Hudson's movements after leaving the Queen's court in late 1644 are unknown. Within months he was unlucky enough to be on a ship captured by the Barbary pirates. The Muslim corsairs raided the coasts and shipping of western Europe for plunder and slaves well into the 18th century. As was common with European captives, Hudson was taken to North Africa as a slave, where he spent perhaps his next 25 years labouring. The date and circumstances of his rescue or redemption are not known but it was in the 1660s that several missions were sent from England to Algeria and Tunis to ransom English captives, and his first documented presence back in England was in 1669.
The few contemporary records of Hudson's years between 1669 and his death in 1682 consist of a few receipts for grants of money from the Duke of Buckingham and the new King.

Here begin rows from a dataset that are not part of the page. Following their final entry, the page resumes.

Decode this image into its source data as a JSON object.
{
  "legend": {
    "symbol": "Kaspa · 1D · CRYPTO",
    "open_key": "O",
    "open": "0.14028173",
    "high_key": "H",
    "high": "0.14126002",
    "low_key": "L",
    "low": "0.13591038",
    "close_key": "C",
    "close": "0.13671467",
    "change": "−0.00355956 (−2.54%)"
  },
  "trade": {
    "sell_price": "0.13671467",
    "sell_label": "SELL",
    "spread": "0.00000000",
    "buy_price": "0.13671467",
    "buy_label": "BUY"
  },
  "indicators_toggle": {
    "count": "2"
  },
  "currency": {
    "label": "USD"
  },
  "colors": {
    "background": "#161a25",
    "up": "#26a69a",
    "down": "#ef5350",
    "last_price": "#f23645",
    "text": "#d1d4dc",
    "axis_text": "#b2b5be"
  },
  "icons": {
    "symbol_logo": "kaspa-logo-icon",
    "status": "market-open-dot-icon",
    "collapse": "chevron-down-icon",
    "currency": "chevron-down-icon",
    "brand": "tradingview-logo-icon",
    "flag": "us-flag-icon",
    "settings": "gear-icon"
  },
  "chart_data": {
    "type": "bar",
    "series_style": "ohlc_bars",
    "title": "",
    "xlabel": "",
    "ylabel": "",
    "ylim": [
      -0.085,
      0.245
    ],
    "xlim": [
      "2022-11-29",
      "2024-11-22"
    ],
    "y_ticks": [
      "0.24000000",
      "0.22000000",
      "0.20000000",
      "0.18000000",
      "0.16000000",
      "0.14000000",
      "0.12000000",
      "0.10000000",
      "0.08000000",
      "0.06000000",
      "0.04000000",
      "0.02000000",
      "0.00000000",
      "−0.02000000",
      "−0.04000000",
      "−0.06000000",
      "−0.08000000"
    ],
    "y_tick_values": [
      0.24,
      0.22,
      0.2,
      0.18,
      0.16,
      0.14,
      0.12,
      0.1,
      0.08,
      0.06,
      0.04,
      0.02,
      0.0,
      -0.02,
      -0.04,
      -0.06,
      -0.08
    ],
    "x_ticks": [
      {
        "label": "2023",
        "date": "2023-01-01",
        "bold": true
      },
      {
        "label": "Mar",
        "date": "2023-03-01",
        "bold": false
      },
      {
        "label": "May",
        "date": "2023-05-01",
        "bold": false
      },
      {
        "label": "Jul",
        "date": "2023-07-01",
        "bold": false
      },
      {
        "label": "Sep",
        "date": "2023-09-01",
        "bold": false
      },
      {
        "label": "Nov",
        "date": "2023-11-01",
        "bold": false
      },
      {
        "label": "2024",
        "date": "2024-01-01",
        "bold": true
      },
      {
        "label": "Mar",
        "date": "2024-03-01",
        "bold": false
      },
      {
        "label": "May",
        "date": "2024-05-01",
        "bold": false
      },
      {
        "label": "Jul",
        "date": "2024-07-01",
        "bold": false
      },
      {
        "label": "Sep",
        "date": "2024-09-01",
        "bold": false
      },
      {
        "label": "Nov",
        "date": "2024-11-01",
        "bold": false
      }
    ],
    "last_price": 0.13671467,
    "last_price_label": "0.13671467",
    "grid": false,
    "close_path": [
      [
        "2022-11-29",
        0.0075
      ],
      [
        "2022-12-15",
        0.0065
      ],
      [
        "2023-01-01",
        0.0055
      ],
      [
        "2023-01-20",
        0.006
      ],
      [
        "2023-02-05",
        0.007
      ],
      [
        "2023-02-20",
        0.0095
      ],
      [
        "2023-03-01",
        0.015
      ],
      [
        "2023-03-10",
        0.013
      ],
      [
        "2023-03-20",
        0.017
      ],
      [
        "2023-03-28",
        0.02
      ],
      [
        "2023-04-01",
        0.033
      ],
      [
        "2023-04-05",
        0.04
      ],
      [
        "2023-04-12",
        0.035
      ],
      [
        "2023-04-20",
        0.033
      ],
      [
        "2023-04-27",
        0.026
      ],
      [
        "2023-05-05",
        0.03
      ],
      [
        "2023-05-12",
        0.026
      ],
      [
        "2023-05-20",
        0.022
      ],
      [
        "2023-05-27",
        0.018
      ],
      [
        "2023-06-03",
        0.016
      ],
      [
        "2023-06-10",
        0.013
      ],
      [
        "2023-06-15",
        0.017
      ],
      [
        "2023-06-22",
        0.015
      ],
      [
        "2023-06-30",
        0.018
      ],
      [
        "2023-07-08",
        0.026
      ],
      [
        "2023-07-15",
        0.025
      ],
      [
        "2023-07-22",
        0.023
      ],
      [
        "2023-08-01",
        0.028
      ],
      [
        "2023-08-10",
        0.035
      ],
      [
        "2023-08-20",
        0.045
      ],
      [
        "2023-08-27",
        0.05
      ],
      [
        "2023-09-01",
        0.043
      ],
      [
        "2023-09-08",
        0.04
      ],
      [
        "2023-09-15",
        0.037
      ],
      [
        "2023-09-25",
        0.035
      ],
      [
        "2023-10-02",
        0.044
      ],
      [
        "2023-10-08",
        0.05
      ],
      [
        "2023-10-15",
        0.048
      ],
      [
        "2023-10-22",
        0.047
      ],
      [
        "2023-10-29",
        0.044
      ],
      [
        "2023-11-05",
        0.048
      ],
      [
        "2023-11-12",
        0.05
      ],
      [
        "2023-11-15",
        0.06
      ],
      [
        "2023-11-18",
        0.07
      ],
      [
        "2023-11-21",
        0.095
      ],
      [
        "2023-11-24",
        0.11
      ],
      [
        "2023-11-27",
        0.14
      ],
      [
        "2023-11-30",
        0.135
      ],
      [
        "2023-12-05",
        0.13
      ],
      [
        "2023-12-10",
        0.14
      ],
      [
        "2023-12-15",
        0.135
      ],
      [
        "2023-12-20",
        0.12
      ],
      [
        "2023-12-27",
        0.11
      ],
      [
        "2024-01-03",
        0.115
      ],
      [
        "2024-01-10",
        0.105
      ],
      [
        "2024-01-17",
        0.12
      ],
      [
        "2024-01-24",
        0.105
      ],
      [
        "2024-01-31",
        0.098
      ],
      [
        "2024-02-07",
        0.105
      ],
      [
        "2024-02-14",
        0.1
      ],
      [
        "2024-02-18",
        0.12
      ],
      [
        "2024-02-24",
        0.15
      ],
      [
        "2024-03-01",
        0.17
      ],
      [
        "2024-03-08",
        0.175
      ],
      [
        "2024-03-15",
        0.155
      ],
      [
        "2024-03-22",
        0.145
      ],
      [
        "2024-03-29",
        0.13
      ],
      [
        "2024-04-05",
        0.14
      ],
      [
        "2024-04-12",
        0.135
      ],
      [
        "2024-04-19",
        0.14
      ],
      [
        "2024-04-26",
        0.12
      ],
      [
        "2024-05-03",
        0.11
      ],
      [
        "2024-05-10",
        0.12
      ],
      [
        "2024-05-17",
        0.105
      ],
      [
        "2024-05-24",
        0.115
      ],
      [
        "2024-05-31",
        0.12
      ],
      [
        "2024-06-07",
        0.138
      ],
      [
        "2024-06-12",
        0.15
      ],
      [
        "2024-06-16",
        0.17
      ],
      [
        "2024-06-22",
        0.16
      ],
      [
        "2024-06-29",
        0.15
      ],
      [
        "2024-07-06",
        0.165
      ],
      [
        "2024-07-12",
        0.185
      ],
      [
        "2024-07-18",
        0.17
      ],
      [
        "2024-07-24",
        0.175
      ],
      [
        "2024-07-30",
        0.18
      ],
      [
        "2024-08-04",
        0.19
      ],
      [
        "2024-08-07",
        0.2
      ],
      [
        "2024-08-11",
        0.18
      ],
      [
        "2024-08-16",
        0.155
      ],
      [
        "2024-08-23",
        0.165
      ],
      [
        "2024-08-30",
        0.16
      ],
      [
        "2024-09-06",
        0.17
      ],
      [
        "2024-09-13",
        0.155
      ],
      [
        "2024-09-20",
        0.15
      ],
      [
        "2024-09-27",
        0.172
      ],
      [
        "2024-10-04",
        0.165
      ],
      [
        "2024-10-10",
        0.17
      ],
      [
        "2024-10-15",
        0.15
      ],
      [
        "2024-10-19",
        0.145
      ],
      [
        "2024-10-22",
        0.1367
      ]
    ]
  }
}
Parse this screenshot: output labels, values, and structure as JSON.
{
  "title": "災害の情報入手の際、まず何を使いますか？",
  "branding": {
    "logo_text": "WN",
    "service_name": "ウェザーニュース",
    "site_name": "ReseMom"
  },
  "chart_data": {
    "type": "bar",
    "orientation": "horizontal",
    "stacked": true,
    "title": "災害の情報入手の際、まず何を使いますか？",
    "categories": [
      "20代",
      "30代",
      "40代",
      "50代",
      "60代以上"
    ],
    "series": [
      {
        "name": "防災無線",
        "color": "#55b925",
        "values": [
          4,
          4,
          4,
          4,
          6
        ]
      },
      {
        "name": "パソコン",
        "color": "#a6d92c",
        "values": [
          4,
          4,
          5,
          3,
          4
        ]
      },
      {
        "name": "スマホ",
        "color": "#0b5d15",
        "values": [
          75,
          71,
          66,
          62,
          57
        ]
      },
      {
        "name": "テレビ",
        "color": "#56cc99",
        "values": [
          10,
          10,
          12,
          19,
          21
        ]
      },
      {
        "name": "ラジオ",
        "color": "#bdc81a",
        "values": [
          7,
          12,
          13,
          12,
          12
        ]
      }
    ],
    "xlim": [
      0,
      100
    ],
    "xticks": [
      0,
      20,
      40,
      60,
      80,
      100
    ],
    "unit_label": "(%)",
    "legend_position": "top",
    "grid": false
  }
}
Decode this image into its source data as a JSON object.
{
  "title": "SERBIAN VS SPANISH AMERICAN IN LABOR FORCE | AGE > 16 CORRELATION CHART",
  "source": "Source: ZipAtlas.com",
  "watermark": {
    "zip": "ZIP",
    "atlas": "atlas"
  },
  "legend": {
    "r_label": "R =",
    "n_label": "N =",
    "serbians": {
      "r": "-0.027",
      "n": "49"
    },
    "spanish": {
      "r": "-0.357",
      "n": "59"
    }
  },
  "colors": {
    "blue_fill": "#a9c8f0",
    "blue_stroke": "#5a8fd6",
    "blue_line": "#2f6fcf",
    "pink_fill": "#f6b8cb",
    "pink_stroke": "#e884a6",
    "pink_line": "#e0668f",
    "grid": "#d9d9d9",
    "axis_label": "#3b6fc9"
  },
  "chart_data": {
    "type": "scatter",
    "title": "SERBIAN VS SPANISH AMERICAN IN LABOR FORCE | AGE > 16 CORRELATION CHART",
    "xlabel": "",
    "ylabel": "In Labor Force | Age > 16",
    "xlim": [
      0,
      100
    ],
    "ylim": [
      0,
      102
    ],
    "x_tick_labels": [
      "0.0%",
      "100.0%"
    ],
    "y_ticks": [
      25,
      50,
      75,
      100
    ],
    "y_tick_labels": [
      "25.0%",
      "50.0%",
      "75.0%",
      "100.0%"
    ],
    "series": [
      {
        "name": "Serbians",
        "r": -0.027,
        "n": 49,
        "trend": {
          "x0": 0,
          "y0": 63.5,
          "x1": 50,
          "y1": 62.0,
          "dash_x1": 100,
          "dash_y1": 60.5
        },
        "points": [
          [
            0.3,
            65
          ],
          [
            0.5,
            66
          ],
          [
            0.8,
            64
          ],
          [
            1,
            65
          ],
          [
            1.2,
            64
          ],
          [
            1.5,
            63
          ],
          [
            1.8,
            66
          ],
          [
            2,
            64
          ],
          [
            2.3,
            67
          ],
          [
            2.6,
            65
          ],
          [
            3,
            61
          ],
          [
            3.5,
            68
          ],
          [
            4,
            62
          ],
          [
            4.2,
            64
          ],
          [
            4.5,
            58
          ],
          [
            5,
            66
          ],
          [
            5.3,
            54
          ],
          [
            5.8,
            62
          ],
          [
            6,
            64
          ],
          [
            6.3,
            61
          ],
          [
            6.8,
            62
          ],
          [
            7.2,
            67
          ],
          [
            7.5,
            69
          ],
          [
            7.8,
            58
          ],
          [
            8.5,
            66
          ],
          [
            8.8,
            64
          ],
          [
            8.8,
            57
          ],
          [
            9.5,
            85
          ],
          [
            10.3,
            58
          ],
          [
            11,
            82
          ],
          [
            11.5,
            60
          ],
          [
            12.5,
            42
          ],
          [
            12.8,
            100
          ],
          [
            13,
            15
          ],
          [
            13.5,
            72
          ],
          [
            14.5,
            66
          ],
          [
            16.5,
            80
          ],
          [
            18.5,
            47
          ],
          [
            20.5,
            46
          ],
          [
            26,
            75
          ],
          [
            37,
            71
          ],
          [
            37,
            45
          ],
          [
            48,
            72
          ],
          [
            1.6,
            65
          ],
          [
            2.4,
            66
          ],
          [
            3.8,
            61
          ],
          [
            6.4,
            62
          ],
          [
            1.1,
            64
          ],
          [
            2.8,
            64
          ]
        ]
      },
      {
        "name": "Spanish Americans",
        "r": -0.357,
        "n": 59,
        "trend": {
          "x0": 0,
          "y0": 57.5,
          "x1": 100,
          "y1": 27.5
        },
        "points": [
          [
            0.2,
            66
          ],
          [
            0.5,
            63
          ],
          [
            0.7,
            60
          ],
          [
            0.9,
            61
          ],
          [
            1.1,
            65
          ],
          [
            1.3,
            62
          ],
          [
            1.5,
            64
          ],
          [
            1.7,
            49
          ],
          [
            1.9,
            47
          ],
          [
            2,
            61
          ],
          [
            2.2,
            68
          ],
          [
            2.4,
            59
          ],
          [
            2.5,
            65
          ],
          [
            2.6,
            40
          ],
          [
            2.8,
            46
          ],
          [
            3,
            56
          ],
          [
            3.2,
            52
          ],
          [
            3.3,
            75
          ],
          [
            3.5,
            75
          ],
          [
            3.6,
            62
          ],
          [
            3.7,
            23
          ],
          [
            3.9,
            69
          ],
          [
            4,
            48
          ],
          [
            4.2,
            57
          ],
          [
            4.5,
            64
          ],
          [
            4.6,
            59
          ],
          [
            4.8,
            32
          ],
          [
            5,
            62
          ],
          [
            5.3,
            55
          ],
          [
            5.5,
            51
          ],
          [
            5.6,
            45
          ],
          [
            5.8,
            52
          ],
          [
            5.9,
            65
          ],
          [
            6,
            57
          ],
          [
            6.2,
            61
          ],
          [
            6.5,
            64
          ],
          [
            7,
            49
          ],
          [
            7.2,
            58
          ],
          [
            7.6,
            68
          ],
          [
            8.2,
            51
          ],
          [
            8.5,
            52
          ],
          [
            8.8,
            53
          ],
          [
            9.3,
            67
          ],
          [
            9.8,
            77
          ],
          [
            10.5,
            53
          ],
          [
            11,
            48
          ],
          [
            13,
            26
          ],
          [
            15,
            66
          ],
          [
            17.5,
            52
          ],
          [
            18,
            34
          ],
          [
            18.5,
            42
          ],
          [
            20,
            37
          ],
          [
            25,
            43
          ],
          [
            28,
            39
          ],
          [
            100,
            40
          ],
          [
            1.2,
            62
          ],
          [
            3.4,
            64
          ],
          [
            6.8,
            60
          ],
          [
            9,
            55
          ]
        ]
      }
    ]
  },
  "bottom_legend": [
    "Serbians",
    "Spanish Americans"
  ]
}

He did not return to the Queen's court, even after the royal Restoration in 1660 and her return at the invitation of her son, Charles II.
Jeffrey Hudson lived in Oakham for several years, where he was interviewed and a short record of his life made, by an antiquarian named James Wright. In 1676 Hudson returned to London, perhaps to seek a pension from the royal court. He had the misfortune of arriving at a time of turbulent anti-Catholic activity and was imprisoned "for a considerable time" at the Gatehouse prison. Being a "Roman Catholick" was his only recorded offence, but he was not released until 1680. He died about two years later on an unknown date, in unknown circumstances, and was buried in an unknown grave.